К чести опального астронома следует отметить, что он сумел справиться с волнением и взял себя в руки.
— Один исправленный кондуит погоды не сделает, — продолжил фрейзер, — главное, направить ваше первоначальное «Я» в необходимое русло. Чтобы оно не сражалось за лидерство с той частью «Я», что была заимствована у Тедля Ноха.
— А как это осуществить? — озабоченно спросил Пшу.

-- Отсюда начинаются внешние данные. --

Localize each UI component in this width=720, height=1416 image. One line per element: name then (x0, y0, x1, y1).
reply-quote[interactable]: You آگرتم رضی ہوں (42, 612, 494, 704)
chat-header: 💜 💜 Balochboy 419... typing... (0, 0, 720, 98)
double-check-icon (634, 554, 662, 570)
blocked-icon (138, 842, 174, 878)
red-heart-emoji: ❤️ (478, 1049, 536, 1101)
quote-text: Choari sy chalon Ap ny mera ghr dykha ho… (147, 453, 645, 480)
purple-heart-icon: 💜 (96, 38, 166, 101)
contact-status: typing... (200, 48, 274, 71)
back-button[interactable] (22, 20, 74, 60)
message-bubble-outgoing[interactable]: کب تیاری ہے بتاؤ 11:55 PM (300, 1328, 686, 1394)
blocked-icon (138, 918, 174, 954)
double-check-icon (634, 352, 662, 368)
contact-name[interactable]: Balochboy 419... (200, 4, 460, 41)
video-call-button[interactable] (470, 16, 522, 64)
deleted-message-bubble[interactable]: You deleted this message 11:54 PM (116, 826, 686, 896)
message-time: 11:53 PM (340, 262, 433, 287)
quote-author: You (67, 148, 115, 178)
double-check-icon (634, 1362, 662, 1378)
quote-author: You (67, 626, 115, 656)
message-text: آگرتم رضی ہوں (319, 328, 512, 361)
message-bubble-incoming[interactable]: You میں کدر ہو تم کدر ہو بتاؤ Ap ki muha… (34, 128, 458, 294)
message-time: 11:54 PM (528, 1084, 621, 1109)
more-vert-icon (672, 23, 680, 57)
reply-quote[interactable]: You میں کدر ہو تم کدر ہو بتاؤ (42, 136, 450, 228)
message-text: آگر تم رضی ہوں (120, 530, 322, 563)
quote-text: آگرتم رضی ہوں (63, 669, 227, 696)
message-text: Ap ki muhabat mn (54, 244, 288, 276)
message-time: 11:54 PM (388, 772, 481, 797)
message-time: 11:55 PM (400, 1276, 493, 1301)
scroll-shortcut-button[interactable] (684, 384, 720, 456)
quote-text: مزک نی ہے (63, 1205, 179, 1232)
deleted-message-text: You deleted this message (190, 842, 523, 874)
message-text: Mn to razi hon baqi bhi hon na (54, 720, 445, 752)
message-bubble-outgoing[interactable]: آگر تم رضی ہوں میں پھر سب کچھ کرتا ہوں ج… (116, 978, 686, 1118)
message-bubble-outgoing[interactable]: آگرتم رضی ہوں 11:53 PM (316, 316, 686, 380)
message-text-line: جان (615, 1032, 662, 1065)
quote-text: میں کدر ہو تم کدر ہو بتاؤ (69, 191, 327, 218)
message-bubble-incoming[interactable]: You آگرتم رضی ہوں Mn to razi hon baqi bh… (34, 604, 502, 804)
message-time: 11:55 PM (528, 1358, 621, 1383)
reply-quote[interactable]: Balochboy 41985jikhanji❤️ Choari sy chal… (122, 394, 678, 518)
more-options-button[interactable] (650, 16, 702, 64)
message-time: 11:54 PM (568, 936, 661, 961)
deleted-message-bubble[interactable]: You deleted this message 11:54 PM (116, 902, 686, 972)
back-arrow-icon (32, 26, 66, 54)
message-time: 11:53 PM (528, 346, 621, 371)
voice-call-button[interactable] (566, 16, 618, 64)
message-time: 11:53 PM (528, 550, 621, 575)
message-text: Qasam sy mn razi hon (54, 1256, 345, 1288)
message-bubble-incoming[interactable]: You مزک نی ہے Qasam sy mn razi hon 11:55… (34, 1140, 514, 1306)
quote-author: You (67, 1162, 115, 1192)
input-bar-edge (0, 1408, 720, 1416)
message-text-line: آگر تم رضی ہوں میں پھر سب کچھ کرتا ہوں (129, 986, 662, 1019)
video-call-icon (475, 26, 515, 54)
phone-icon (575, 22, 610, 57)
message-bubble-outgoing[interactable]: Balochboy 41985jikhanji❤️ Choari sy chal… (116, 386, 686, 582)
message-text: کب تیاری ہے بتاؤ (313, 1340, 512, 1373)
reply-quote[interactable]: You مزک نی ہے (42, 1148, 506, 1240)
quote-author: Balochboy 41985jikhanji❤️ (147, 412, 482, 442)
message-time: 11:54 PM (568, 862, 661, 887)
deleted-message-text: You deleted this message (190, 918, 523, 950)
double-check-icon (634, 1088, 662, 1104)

Командир лазутчиков пожал плечами:
— Должен признаться, раньше я об этом не думал. Но у ловцов певчих каракатиц есть хорошая пословица: «Если не убежать от шторма, плыви ему навстречу».
Доктор звездознания никогда не занимался ловлей певчих каракатиц, и потому честно признался:
— Я не уловил смысл.
— Смысл в том, что если нельзя что-то скрыть, его следует выставить напоказ.
— Все равно не улавливаю.
— Короче, доктор. Вы оказались здесь из-за расхождения своих воззрений на мироздание с официальными. Вот и воспользуемся этим обстоятельством к собственной выгоде. Завтра, во время доклада, вы обратитесь к князю за официальным разрешением пользоваться измерительными приборами центральной рубки.